Пример с Норт-Дамом для меня — удачный медиа-эффект. Мы переживаем больше за то, что больше присутствует в медиа пространстве. При этом, до этого события произошел другой пожар, сгорела деревянная церковь 17го века, Успения Пресвятой Богородицы в Кондопоге. Реакция на этот пожар и на пожар в Соборе Парижской Богоматери несравнимы.
Я выбираю комод в Москве, попутно наблюдая за тем, что происходит в мире. Соотношение мирного и агрессивного происходит одновременно, в одну секунду. Меня всегда удивляет одновременность этих событий, которую дает нам почувствовать именно цифровые новостные каналы.
— Возникало ли у тебя желание провести информационный детокс, абстрагироваться от цифрового пространства?
— Я периодически этим занимаюсь. Могу выпилиться из инсты и фэйса на пару месяцев, чтоб разгрузится эмоционально.
— На одном из плакатов на твоей стене «стене скриншотов» значится фотография с митинга за свободный интернет, на ней написано «Интернет — наш единственный шанс». Как ты понимаешь эту фразу? Почему ты решил использовать именно эту фотографию с митинга?

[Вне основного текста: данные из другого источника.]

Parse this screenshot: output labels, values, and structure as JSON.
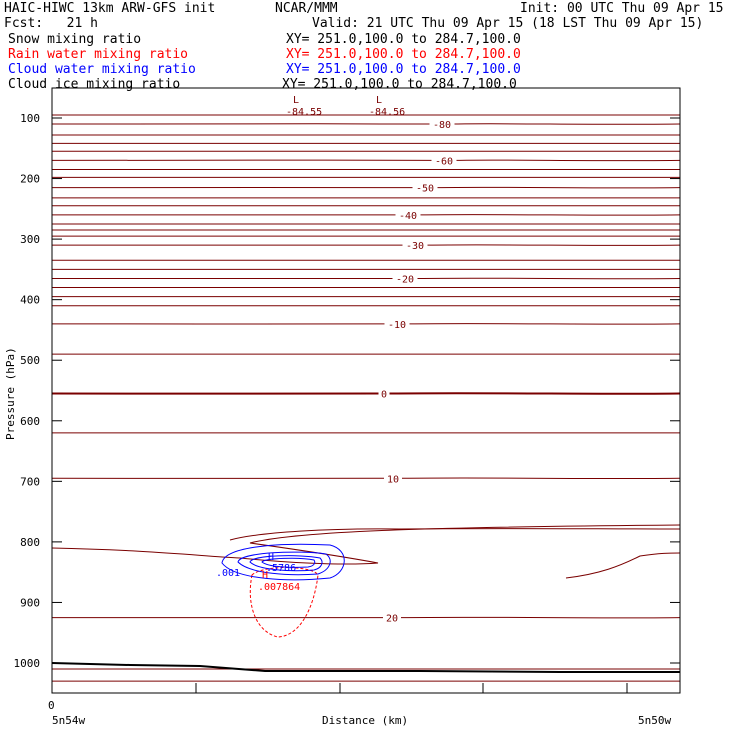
{
  "header": {
    "model": "HAIC-HIWC 13km ARW-GFS init",
    "center": "NCAR/MMM",
    "init": "Init: 00 UTC Thu 09 Apr 15",
    "fcst": "Fcst:   21 h",
    "valid": "Valid: 21 UTC Thu 09 Apr 15 (18 LST Thu 09 Apr 15)",
    "fields": [
      {
        "name": "Snow mixing ratio",
        "xy": "XY= 251.0,100.0 to 284.7,100.0",
        "color": "#000000"
      },
      {
        "name": "Rain water mixing ratio",
        "xy": "XY= 251.0,100.0 to 284.7,100.0",
        "color": "#ff0000"
      },
      {
        "name": "Cloud water mixing ratio",
        "xy": "XY= 251.0,100.0 to 284.7,100.0",
        "color": "#0000ff"
      },
      {
        "name": "Cloud ice mixing ratio",
        "xy": "XY= 251.0,100.0 to 284.7,100.0",
        "color": "#000000"
      }
    ]
  },
  "chart_data": {
    "type": "contour",
    "xlabel": "Distance (km)",
    "ylabel": "Pressure (hPa)",
    "x_tick_labels": [
      "0"
    ],
    "x_end_labels": {
      "left": "5n54w",
      "right": "5n50w"
    },
    "yticks": [
      100,
      200,
      300,
      400,
      500,
      600,
      700,
      800,
      900,
      1000
    ],
    "ylim": [
      1050,
      50
    ],
    "temperature_contour_labels": [
      {
        "text": "-80",
        "p": 110
      },
      {
        "text": "-60",
        "p": 170
      },
      {
        "text": "-50",
        "p": 215
      },
      {
        "text": "-40",
        "p": 260
      },
      {
        "text": "-30",
        "p": 310
      },
      {
        "text": "-20",
        "p": 365
      },
      {
        "text": "-10",
        "p": 440
      },
      {
        "text": "0",
        "p": 555
      },
      {
        "text": "10",
        "p": 695
      },
      {
        "text": "20",
        "p": 925
      }
    ],
    "extrema": [
      {
        "symbol": "L",
        "value": "-84.55",
        "color": "#7a0000"
      },
      {
        "symbol": "L",
        "value": "-84.56",
        "color": "#7a0000"
      },
      {
        "symbol": "H",
        "value": ".5786",
        "color": "#0000ff"
      },
      {
        "symbol": "H",
        "value": ".007864",
        "color": "#ff0000"
      }
    ],
    "cloud_water_contour_label": ".001",
    "colors": {
      "temperature": "#7a0000",
      "rain": "#ff0000",
      "cloud_water": "#0000ff",
      "terrain": "#000000"
    }
  }
}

— Интернет и смартфоны всех уравняли. Например, музыкальная карьера сейчас легко начинается на ютубе и можно обойтись без продюсеров и тв эфиров. Появилась разветвленная горизонтальная структура коммуникаций -чаты, сториз, телеграмм-каналы, ютуб итп. Для нашей страны существующей по принципу вертикалей, последние сто лет - это явление неожиданное. Государство задается вопросом «А что с этим всем делать?». Поэтому возникают интернет проекты (активный гражданин, яндекс. район итп), которые хоть как-то позволяют государству быть в этом поле и регулировать его.
— Должен ли художник говорить о политике? Отражать ее в своем творчестве?

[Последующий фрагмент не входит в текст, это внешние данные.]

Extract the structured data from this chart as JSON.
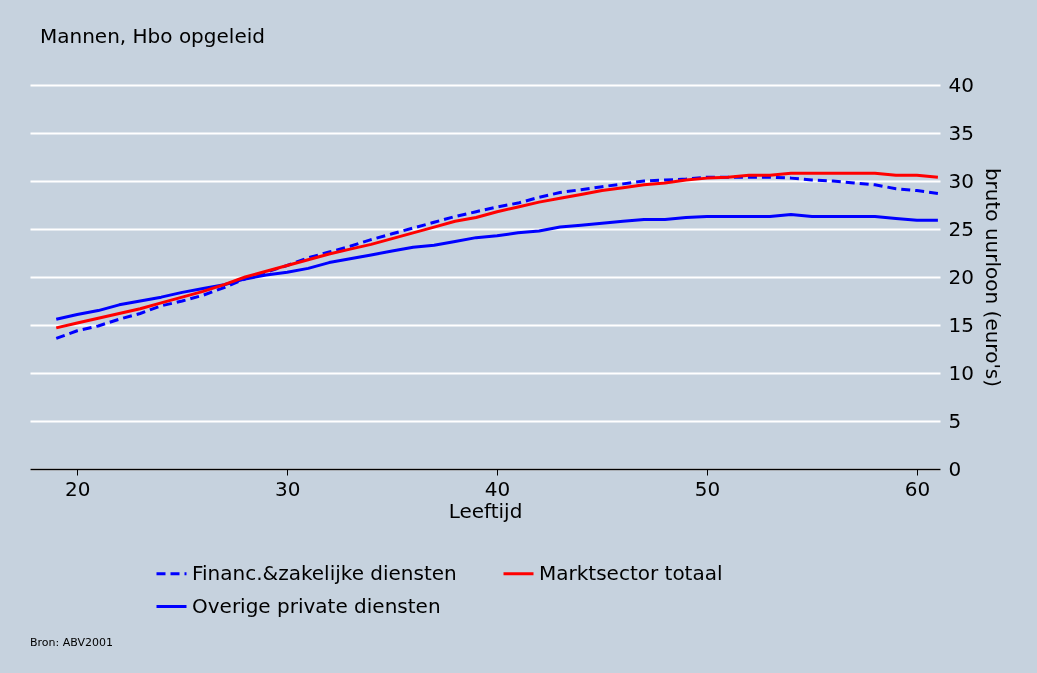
{
  "chart_data": {
    "type": "line",
    "title": "Mannen, Hbo opgeleid",
    "xlabel": "Leeftijd",
    "ylabel": "bruto uurloon (euro's)",
    "x": [
      19,
      20,
      21,
      22,
      23,
      24,
      25,
      26,
      27,
      28,
      29,
      30,
      31,
      32,
      33,
      34,
      35,
      36,
      37,
      38,
      39,
      40,
      41,
      42,
      43,
      44,
      45,
      46,
      47,
      48,
      49,
      50,
      51,
      52,
      53,
      54,
      55,
      56,
      57,
      58,
      59,
      60,
      61
    ],
    "series": [
      {
        "name": "Financ.&zakelijke diensten",
        "color": "#0000ff",
        "line_style": "dashed",
        "values": [
          13.6,
          14.4,
          14.9,
          15.6,
          16.2,
          17.0,
          17.5,
          18.1,
          18.9,
          19.8,
          20.5,
          21.2,
          22.0,
          22.6,
          23.2,
          23.9,
          24.5,
          25.1,
          25.7,
          26.3,
          26.8,
          27.3,
          27.7,
          28.3,
          28.8,
          29.1,
          29.4,
          29.7,
          30.0,
          30.1,
          30.2,
          30.4,
          30.4,
          30.4,
          30.4,
          30.3,
          30.1,
          30.0,
          29.8,
          29.6,
          29.2,
          29.0,
          28.7
        ]
      },
      {
        "name": "Overige private diensten",
        "color": "#0000ff",
        "line_style": "solid",
        "values": [
          15.6,
          16.1,
          16.5,
          17.1,
          17.5,
          17.9,
          18.4,
          18.8,
          19.2,
          19.8,
          20.2,
          20.5,
          20.9,
          21.5,
          21.9,
          22.3,
          22.7,
          23.1,
          23.3,
          23.7,
          24.1,
          24.3,
          24.6,
          24.8,
          25.2,
          25.4,
          25.6,
          25.8,
          26.0,
          26.0,
          26.2,
          26.3,
          26.3,
          26.3,
          26.3,
          26.5,
          26.3,
          26.3,
          26.3,
          26.3,
          26.1,
          25.9,
          25.9
        ]
      },
      {
        "name": "Marktsector totaal",
        "color": "#ff0000",
        "line_style": "solid",
        "values": [
          14.7,
          15.2,
          15.7,
          16.2,
          16.7,
          17.3,
          17.9,
          18.5,
          19.2,
          20.0,
          20.6,
          21.2,
          21.8,
          22.4,
          22.9,
          23.4,
          24.0,
          24.6,
          25.2,
          25.8,
          26.2,
          26.8,
          27.3,
          27.8,
          28.2,
          28.6,
          29.0,
          29.3,
          29.6,
          29.8,
          30.1,
          30.3,
          30.4,
          30.6,
          30.6,
          30.8,
          30.8,
          30.8,
          30.8,
          30.8,
          30.6,
          30.6,
          30.4
        ]
      }
    ],
    "xlim": [
      17.75,
      61.1
    ],
    "xticks": [
      20,
      30,
      40,
      50,
      60
    ],
    "ylim": [
      0,
      40
    ],
    "yticks": [
      0,
      5,
      10,
      15,
      20,
      25,
      30,
      35,
      40
    ],
    "grid": "y",
    "legend": "bottom",
    "marker": "none",
    "annotations": [
      "Bron: ABV2001"
    ]
  }
}
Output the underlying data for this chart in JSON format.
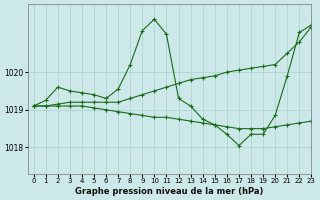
{
  "title": "Graphe pression niveau de la mer (hPa)",
  "bg_color": "#cce8e8",
  "grid_color": "#aacfcf",
  "line_color": "#1a6b1a",
  "xlim": [
    -0.5,
    23
  ],
  "ylim": [
    1017.3,
    1021.8
  ],
  "yticks": [
    1018,
    1019,
    1020
  ],
  "xticks": [
    0,
    1,
    2,
    3,
    4,
    5,
    6,
    7,
    8,
    9,
    10,
    11,
    12,
    13,
    14,
    15,
    16,
    17,
    18,
    19,
    20,
    21,
    22,
    23
  ],
  "series": [
    {
      "x": [
        0,
        1,
        2,
        3,
        4,
        5,
        6,
        7,
        8,
        9,
        10,
        11,
        12,
        13,
        14,
        15,
        16,
        17,
        18,
        19,
        20,
        21,
        22,
        23
      ],
      "y": [
        1019.1,
        1019.25,
        1019.6,
        1019.5,
        1019.45,
        1019.4,
        1019.3,
        1019.55,
        1020.2,
        1021.1,
        1021.4,
        1021.0,
        1019.3,
        1019.1,
        1018.75,
        1018.6,
        1018.35,
        1018.05,
        1018.35,
        1018.35,
        1018.85,
        1019.9,
        1021.05,
        1021.25
      ]
    },
    {
      "x": [
        0,
        1,
        2,
        3,
        4,
        5,
        6,
        7,
        8,
        9,
        10,
        11,
        12,
        13,
        14,
        15,
        16,
        17,
        18,
        19,
        20,
        21,
        22,
        23
      ],
      "y": [
        1019.1,
        1019.1,
        1019.15,
        1019.2,
        1019.2,
        1019.2,
        1019.2,
        1019.2,
        1019.3,
        1019.4,
        1019.5,
        1019.6,
        1019.7,
        1019.8,
        1019.85,
        1019.9,
        1020.0,
        1020.05,
        1020.1,
        1020.15,
        1020.2,
        1020.5,
        1020.8,
        1021.2
      ]
    },
    {
      "x": [
        0,
        1,
        2,
        3,
        4,
        5,
        6,
        7,
        8,
        9,
        10,
        11,
        12,
        13,
        14,
        15,
        16,
        17,
        18,
        19,
        20,
        21,
        22,
        23
      ],
      "y": [
        1019.1,
        1019.1,
        1019.1,
        1019.1,
        1019.1,
        1019.05,
        1019.0,
        1018.95,
        1018.9,
        1018.85,
        1018.8,
        1018.8,
        1018.75,
        1018.7,
        1018.65,
        1018.6,
        1018.55,
        1018.5,
        1018.5,
        1018.5,
        1018.55,
        1018.6,
        1018.65,
        1018.7
      ]
    }
  ]
}
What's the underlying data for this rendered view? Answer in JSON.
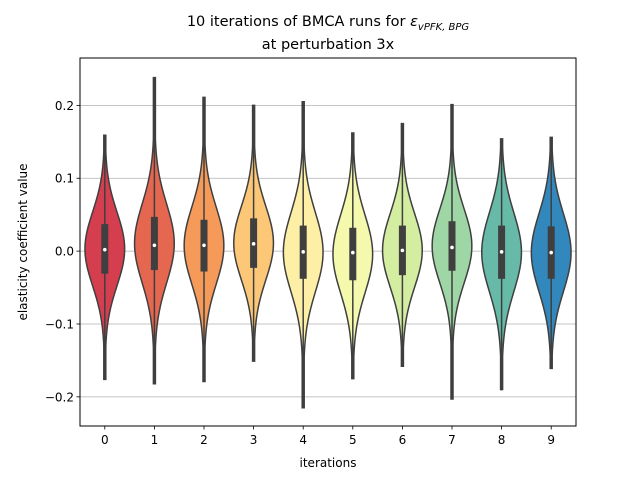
{
  "chart_data": {
    "type": "violin",
    "title_line1_prefix": "10 iterations of BMCA runs for ",
    "title_symbol": "ε",
    "title_subscript": "vPFK, BPG",
    "title_line2": "at perturbation 3x",
    "xlabel": "iterations",
    "ylabel": "elasticity coefficient value",
    "ylim": [
      -0.24,
      0.265
    ],
    "yticks": [
      {
        "value": -0.2,
        "label": "−0.2"
      },
      {
        "value": -0.1,
        "label": "−0.1"
      },
      {
        "value": 0.0,
        "label": "0.0"
      },
      {
        "value": 0.1,
        "label": "0.1"
      },
      {
        "value": 0.2,
        "label": "0.2"
      }
    ],
    "grid": "horizontal",
    "categories": [
      "0",
      "1",
      "2",
      "3",
      "4",
      "5",
      "6",
      "7",
      "8",
      "9"
    ],
    "colors": [
      "#d53e4f",
      "#e5674f",
      "#f69a5a",
      "#fcc878",
      "#fdf0a6",
      "#f4f9ad",
      "#d3eda1",
      "#9fd6a5",
      "#66baa7",
      "#3288bd"
    ],
    "series": [
      {
        "category": "0",
        "min": -0.176,
        "max": 0.159,
        "q1": -0.031,
        "median": 0.002,
        "q3": 0.037
      },
      {
        "category": "1",
        "min": -0.182,
        "max": 0.238,
        "q1": -0.026,
        "median": 0.008,
        "q3": 0.047
      },
      {
        "category": "2",
        "min": -0.179,
        "max": 0.211,
        "q1": -0.028,
        "median": 0.008,
        "q3": 0.043
      },
      {
        "category": "3",
        "min": -0.151,
        "max": 0.2,
        "q1": -0.023,
        "median": 0.01,
        "q3": 0.045
      },
      {
        "category": "4",
        "min": -0.215,
        "max": 0.205,
        "q1": -0.038,
        "median": -0.001,
        "q3": 0.035
      },
      {
        "category": "5",
        "min": -0.175,
        "max": 0.162,
        "q1": -0.04,
        "median": -0.002,
        "q3": 0.032
      },
      {
        "category": "6",
        "min": -0.158,
        "max": 0.175,
        "q1": -0.033,
        "median": 0.001,
        "q3": 0.035
      },
      {
        "category": "7",
        "min": -0.203,
        "max": 0.201,
        "q1": -0.027,
        "median": 0.005,
        "q3": 0.041
      },
      {
        "category": "8",
        "min": -0.19,
        "max": 0.154,
        "q1": -0.038,
        "median": -0.001,
        "q3": 0.035
      },
      {
        "category": "9",
        "min": -0.161,
        "max": 0.156,
        "q1": -0.038,
        "median": -0.002,
        "q3": 0.034
      }
    ]
  }
}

— Это вопрос выбора. Я работаю с цифровой повседневностью, поэтому пройти мимо новостного поля - сложно, это часть ландшафта. Но до приезда в Москву я говорил на совершенно другие темы, например, время и пространство. У меня есть северный цикл работ про бессмертие, горы и природу.
— Почему для сравнения двух видов саморепрезентации, ведения дневников ты выбрал девятиклассника Олега, который описывал свою жизнь в 1937 году?
— Очень давно в интернете я нашел фотографию дневника Олега Черневского, он рисовал графики чувств к объекту обожания — девушке. Мне он запомнился, потому что тогда меня увлекала идея рационализации и математизации чувств. В процессе работы над проектом «Энергия ошибки», я вспомнил про дневник и мне показалось органичным ввести его в смысловое поле работы. Дневник Олега находится в архиве Международного общества «Мемориал». После того как мы с куратором Аней Зайцевой приехали туда и посмотрели на дневник вживую, почитали его - обнаружили, что на главный вопрос, который звучит в моей работе «Как быть счастливым в предложенных исторических обстоятельствах?» - мы с Олегом отвечаем одинаково. Каждый из нас находит счастье в мелочах. Даже в столь трагических обстоятельствах (отца Олега Всеволода арестовали по обвинению в военном заговоре, а их семью выселяли) Олег влюбляется, празднует новый год - вообщем пытается быть счастливым.
— После этой выставки у тебя станет больше подписчиков в Инстаграме, чем было. Изменишь ли ты как-то свой контент в социальной сети?
— Я не уверен, что разительно больше. Но я думаю контент требует всегда некого осмысления перед его публикацией.